Hank is next in the car. We want to call him in for fuel. Brett and I are waiting near the pits for him but he never shows. Finally we see him on the flatbed. He’d had a wheel fall off. A spacer failed and the front left wheel went its own way just before turn 7. The arrival of the flatbed and stricken car draws a crowd, everybody snapping cell phone pictures. Hank looks a bit forlorn sitting in the car.

Hank in the stricken car draws a crowd

One of the teams nearby loans us a wheel that fits. After an hour to effect repairs, the car is back on the track with Brett behind the wheel. He gets called in because of a report that we’re leaking fuel. The LeMons guys can’t smell gas, so it’s not us. Brett thinks it’s the multi-colored 5 series BMW (which turns out to be the car driven by John F, one of my Lotus friends). Brett goes back out. I hang around the LeMons guys, curious to see what they’re doing. One looks at me: “Are you with the 5 car?” Yes. “Go to race control and watch the video to see where your wheel went.” I do. Glen tells me we can retrieve it with a truck after the track goes cold.

Brett stays out for the rest of the day (about another hour). A few minutes before the checkered flag we see him coming back being pushed by Glen on his quad. Brett ran it out of gas and ran it out of brakes.

We go looking for Glen to get permission to take a truck out for the tire. Can’t find him. We ask the LeMons guys where Glen is so we can get his clearance to go retrieve our wheel. They say no motorized vehicles are allowed on the track without Glen’s permission and are a miffed that we’re even looking to bother Glen. So we have to walk out with a wagon to get it. I borrow a wagon from the team next to us in the garage and we go searching. Aaron and James ride bikes, I drag the wagon. On the track, rolling the wagon behind me, my inner six-year-old wants to jump in the wagon and go sailing down the hill. I resist the temptation.

Glen is out sweeping the track. He stops and we talk. “I thought you were going to take a truck out to find your wheel.” LeMons guys said we couldn’t, and didn’t seem to like us looking for you.

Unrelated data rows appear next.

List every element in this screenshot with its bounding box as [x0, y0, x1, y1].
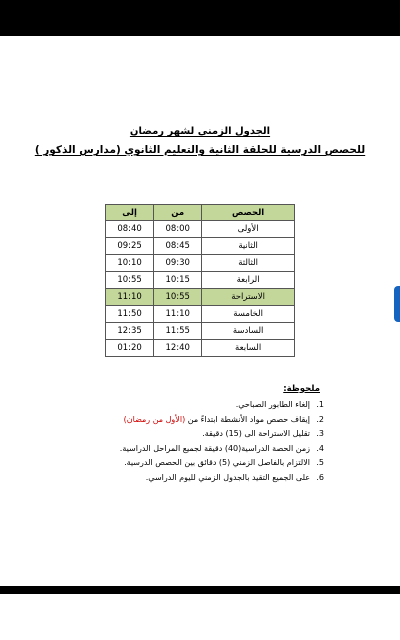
end-time: 12:35: [106, 323, 154, 340]
session-name: الرابعة: [202, 272, 295, 289]
document-title: الجدول الزمني لشهر رمضان: [129, 126, 271, 137]
session-name: الثالثة: [202, 255, 295, 272]
note-text: إيقاف حصص مواد الأنشطة ابتداءً من: [185, 414, 310, 424]
header-to: إلى: [106, 205, 154, 221]
start-time: 11:10: [154, 306, 202, 323]
document-subtitle: للحصص الدرسية للحلقة الثانية والتعليم الثانوي (مدارس الذكور ): [34, 144, 366, 156]
session-name: الاستراحة: [202, 289, 295, 306]
header-session: الحصص: [202, 205, 295, 221]
table-row: [106, 306, 295, 323]
session-name: الأولى: [202, 221, 295, 238]
end-time: 10:55: [106, 272, 154, 289]
list-item: 6.على الجميع التقيد بالجدول الزمني لليوم الدراسي.: [145, 472, 324, 482]
note-highlight: (الأول من رمضان): [123, 414, 186, 424]
start-time: 10:15: [154, 272, 202, 289]
session-name: الخامسة: [202, 306, 295, 323]
session-name: السابعة: [202, 340, 295, 357]
table-row: [106, 340, 295, 357]
notes-list: [94, 398, 338, 485]
start-time: 08:45: [154, 238, 202, 255]
end-time: 11:50: [106, 306, 154, 323]
start-time: 10:55: [154, 289, 202, 306]
end-time: 10:10: [106, 255, 154, 272]
start-time: 12:40: [154, 340, 202, 357]
table-row: [106, 221, 295, 238]
scroll-handle[interactable]: [394, 286, 400, 322]
break-row: [106, 289, 295, 306]
end-time: 11:10: [106, 289, 154, 306]
end-time: 09:25: [106, 238, 154, 255]
viewer-top-bar: [0, 0, 400, 32]
table-row: [106, 272, 295, 289]
end-time: 08:40: [106, 221, 154, 238]
table-row: [106, 323, 295, 340]
start-time: 09:30: [154, 255, 202, 272]
list-item: 5.الالتزام بالفاصل الزمني (5) دقائق بين الحصص الدرسية.: [124, 458, 324, 467]
note-text: زمن الحصة الدراسية(40) دقيقة لجميع المراحل الدراسية.: [119, 443, 310, 453]
session-name: الثانية: [202, 238, 295, 255]
schedule-table: [105, 204, 295, 357]
start-time: 08:00: [154, 221, 202, 238]
list-item: 4.زمن الحصة الدراسية(40) دقيقة لجميع المراحل الدراسية.: [119, 443, 324, 453]
header-from: من: [154, 205, 202, 221]
list-item: 1.إلغاء الطابور الصباحي.: [235, 400, 324, 409]
list-item: 2.إيقاف حصص مواد الأنشطة ابتداءً من (الأول من رمضان): [123, 414, 324, 424]
list-item: 3.تقليل الاستراحة الى (15) دقيقة.: [202, 429, 324, 438]
session-name: السادسة: [202, 323, 295, 340]
notes-heading: ملحوظة:: [283, 384, 320, 394]
document-page: [0, 36, 400, 586]
note-text: إلغاء الطابور الصباحي.: [235, 400, 310, 409]
note-text: الالتزام بالفاصل الزمني (5) دقائق بين الحصص الدرسية.: [124, 458, 310, 467]
table-row: [106, 238, 295, 255]
note-text: تقليل الاستراحة الى (15) دقيقة.: [202, 429, 310, 438]
end-time: 01:20: [106, 340, 154, 357]
next-page: [0, 594, 400, 640]
start-time: 11:55: [154, 323, 202, 340]
schedule-header-row: [106, 205, 295, 221]
table-row: [106, 255, 295, 272]
note-text: على الجميع التقيد بالجدول الزمني لليوم الدراسي.: [145, 472, 310, 482]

We spend 20 minutes searching before we find it. I’m wearing shorts, traipsing through waist-high weeds and thistle. I get a bunch of burrs in my socks and later learn I got about twenty mosquito bites. Aaron and James ride back to the paddock and I trudge along pulling the wagon, chatting with a group of guys out walking the track.

Retrieving the missing wheel

Back in the paddock, they’re replacing the brake pads and fluid. I worked the brake during the flush, which is about the limit of my technical expertise. Brakes flushed, I ask Brett “would you be upset if I asked to leave now?” I get permission. It’s 9pm.

When I get home and start copying the video files to the hard drive, I discover that the gasoline has damaged the plastic on the housing for the newer GoPro. I’ll need to get it replaced before I go to Road America.